Replacing missing web site content with Varnish
In one of my web server setups, I’m using Varnish as a reverse proxy in front of NGINX. The server hosts multiple web sites and CMSes, and I wanted to make the web server deliver a default robots.txt
if the web site did not already provide one.
Varnish makes this pretty easy, by reviewing the response from each backend. If the backend says it hasn’t got a robots.txt
file, Varnish will create one on the fly.

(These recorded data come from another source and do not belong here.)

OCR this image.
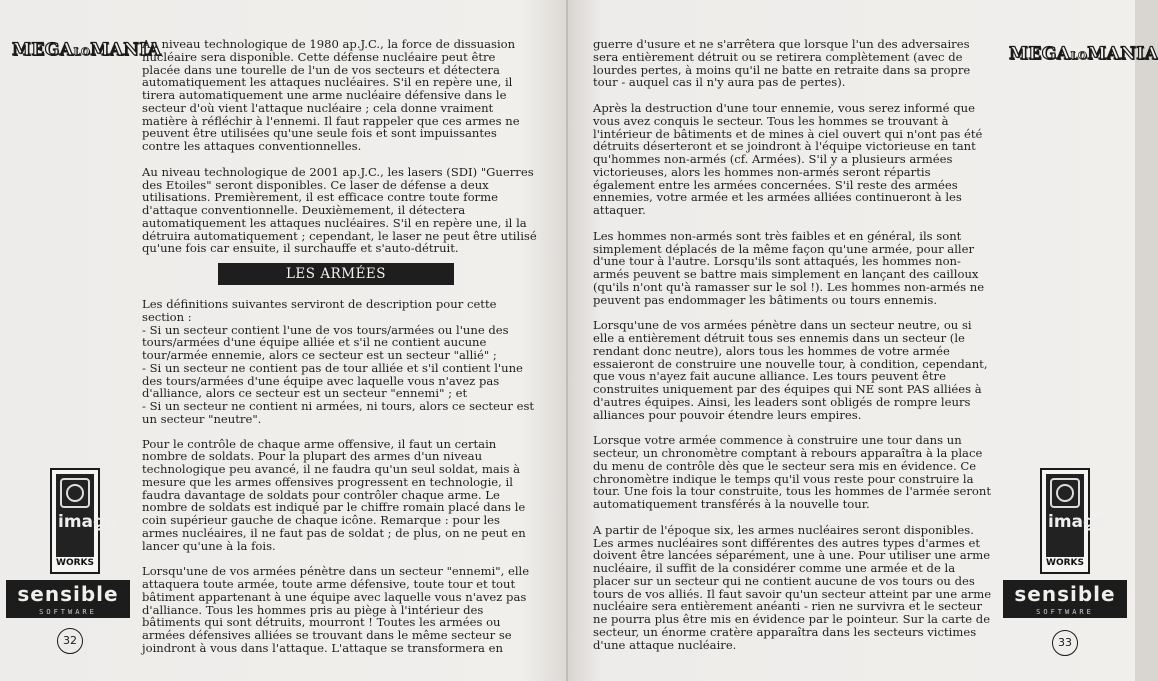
MEGALOMANIA

Au niveau technologique de 1980 ap.J.C., la force de dissuasion nucléaire sera disponible. Cette défense nucléaire peut être placée dans une tourelle de l'un de vos secteurs et détectera automatiquement les attaques nucléaires. S'il en repère une, il tirera automatiquement une arme nucléaire défensive dans le secteur d'où vient l'attaque nucléaire ; cela donne vraiment matière à réfléchir à l'ennemi. Il faut rappeler que ces armes ne peuvent être utilisées qu'une seule fois et sont impuissantes contre les attaques conventionnelles.

Au niveau technologique de 2001 ap.J.C., les lasers (SDI) "Guerres des Etoiles" seront disponibles. Ce laser de défense a deux utilisations. Premièrement, il est efficace contre toute forme d'attaque conventionnelle. Deuxièmement, il détectera automatiquement les attaques nucléaires. S'il en repère une, il la détruira automatiquement ; cependant, le laser ne peut être utilisé qu'une fois car ensuite, il surchauffe et s'auto-détruit.

LES ARMÉES

Les définitions suivantes serviront de description pour cette section :
- Si un secteur contient l'une de vos tours/armées ou l'une des tours/armées d'une équipe alliée et s'il ne contient aucune tour/armée ennemie, alors ce secteur est un secteur "allié" ;
- Si un secteur ne contient pas de tour alliée et s'il contient l'une des tours/armées d'une équipe avec laquelle vous n'avez pas d'alliance, alors ce secteur est un secteur "ennemi" ; et
- Si un secteur ne contient ni armées, ni tours, alors ce secteur est un secteur "neutre".

Pour le contrôle de chaque arme offensive, il faut un certain nombre de soldats. Pour la plupart des armes d'un niveau technologique peu avancé, il ne faudra qu'un seul soldat, mais à mesure que les armes offensives progressent en technologie, il faudra davantage de soldats pour contrôler chaque arme. Le nombre de soldats est indiqué par le chiffre romain placé dans le coin supérieur gauche de chaque icône. Remarque : pour les armes nucléaires, il ne faut pas de soldat ; de plus, on ne peut en lancer qu'une à la fois.

Lorsqu'une de vos armées pénètre dans un secteur "ennemi", elle attaquera toute armée, toute arme défensive, toute tour et tout bâtiment appartenant à une équipe avec laquelle vous n'avez pas d'alliance. Tous les hommes pris au piège à l'intérieur des bâtiments qui sont détruits, mourront ! Toutes les armées ou armées défensives alliées se trouvant dans le même secteur se joindront à vous dans l'attaque. L'attaque se transformera en

image
WORKS
sensible
SOFTWARE
32
MEGALOMANIA

guerre d'usure et ne s'arrêtera que lorsque l'un des adversaires sera entièrement détruit ou se retirera complètement (avec de lourdes pertes, à moins qu'il ne batte en retraite dans sa propre tour - auquel cas il n'y aura pas de pertes).

Après la destruction d'une tour ennemie, vous serez informé que vous avez conquis le secteur. Tous les hommes se trouvant à l'intérieur de bâtiments et de mines à ciel ouvert qui n'ont pas été détruits déserteront et se joindront à l'équipe victorieuse en tant qu'hommes non-armés (cf. Armées). S'il y a plusieurs armées victorieuses, alors les hommes non-armés seront répartis également entre les armées concernées. S'il reste des armées ennemies, votre armée et les armées alliées continueront à les attaquer.

Les hommes non-armés sont très faibles et en général, ils sont simplement déplacés de la même façon qu'une armée, pour aller d'une tour à l'autre. Lorsqu'ils sont attaqués, les hommes non-armés peuvent se battre mais simplement en lançant des cailloux (qu'ils n'ont qu'à ramasser sur le sol !). Les hommes non-armés ne peuvent pas endommager les bâtiments ou tours ennemis.

Lorsqu'une de vos armées pénètre dans un secteur neutre, ou si elle a entièrement détruit tous ses ennemis dans un secteur (le rendant donc neutre), alors tous les hommes de votre armée essaieront de construire une nouvelle tour, à condition, cependant, que vous n'ayez fait aucune alliance. Les tours peuvent être construites uniquement par des équipes qui NE sont PAS alliées à d'autres équipes. Ainsi, les leaders sont obligés de rompre leurs alliances pour pouvoir étendre leurs empires.

Lorsque votre armée commence à construire une tour dans un secteur, un chronomètre comptant à rebours apparaîtra à la place du menu de contrôle dès que le secteur sera mis en évidence. Ce chronomètre indique le temps qu'il vous reste pour construire la tour. Une fois la tour construite, tous les hommes de l'armée seront automatiquement transférés à la nouvelle tour.

A partir de l'époque six, les armes nucléaires seront disponibles. Les armes nucléaires sont différentes des autres types d'armes et doivent être lancées séparément, une à une. Pour utiliser une arme nucléaire, il suffit de la considérer comme une armée et de la placer sur un secteur qui ne contient aucune de vos tours ou des tours de vos alliés. Il faut savoir qu'un secteur atteint par une arme nucléaire sera entièrement anéanti - rien ne survivra et le secteur ne pourra plus être mis en évidence par le pointeur. Sur la carte de secteur, un énorme cratère apparaîtra dans les secteurs victimes d'une attaque nucléaire.

image
WORKS
sensible
SOFTWARE
33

The subroutine vcl_backend_response
will catch the backend’s response status. In case the HTTP response is 404, Varnish will set the (internal) status code to 700 and call the vcl_backend_error
subroutine.
sub vcl_backend_response {
if (bereq.url ~ "/robots\.txt" && beresp.status == 404) {
return(error(700,"OK"));
}
}
And then in vcl_backend_error
the status code 700 is picked up, creating a text/plain
response containing a generic robots.txt
content. The status code is set back to 200 before serving the response to the client. Some instructions for letting clients and proxies cache the response are also provided. Finally, the object lifetime is set to 1 hour so that Varnish doesn’t need to ask the backend every time.
sub vcl_backend_error {
if (beresp.status == 700) {
set beresp.status = 200;
unset beresp.http.set-cookie;
set beresp.http.cache-control = "Public";
set beresp.ttl = 1h;
set beresp.uncacheable = false;
set beresp.http.Content-Type = "text/plain; charset=utf-8";
set beresp.body = {"User-agent: EvilUserAgent
Disallow: /
User-agent: *
Allow: /
"};
return (deliver);
}
}
The response content from a request for robots.txt
on a web site where it would otherwise not exist now looks like this:
# GET https://example.com/robots.txt
User-agent: EvilUserAgent
Disallow: /
User-agent: *
Allow: /
And these are the response headers, with some details redacted:
# GET -USed https://example.com/robots.txt
200 OK
Cache-Control: Public
Connection: close
Date: Thu, 30 Jan 2025 06:21:49 GMT
Via: 1.1 example.com (Varnish/7.6)
Accept-Ranges: bytes
Age: 1208
Server: Varnish
X-Cacheable: YES
X-Varnish: 360768 360674
The principle can of course be extended to any missing or failing backend content, e.g. for hiding detailed backend responses or branding error pages with a company logo.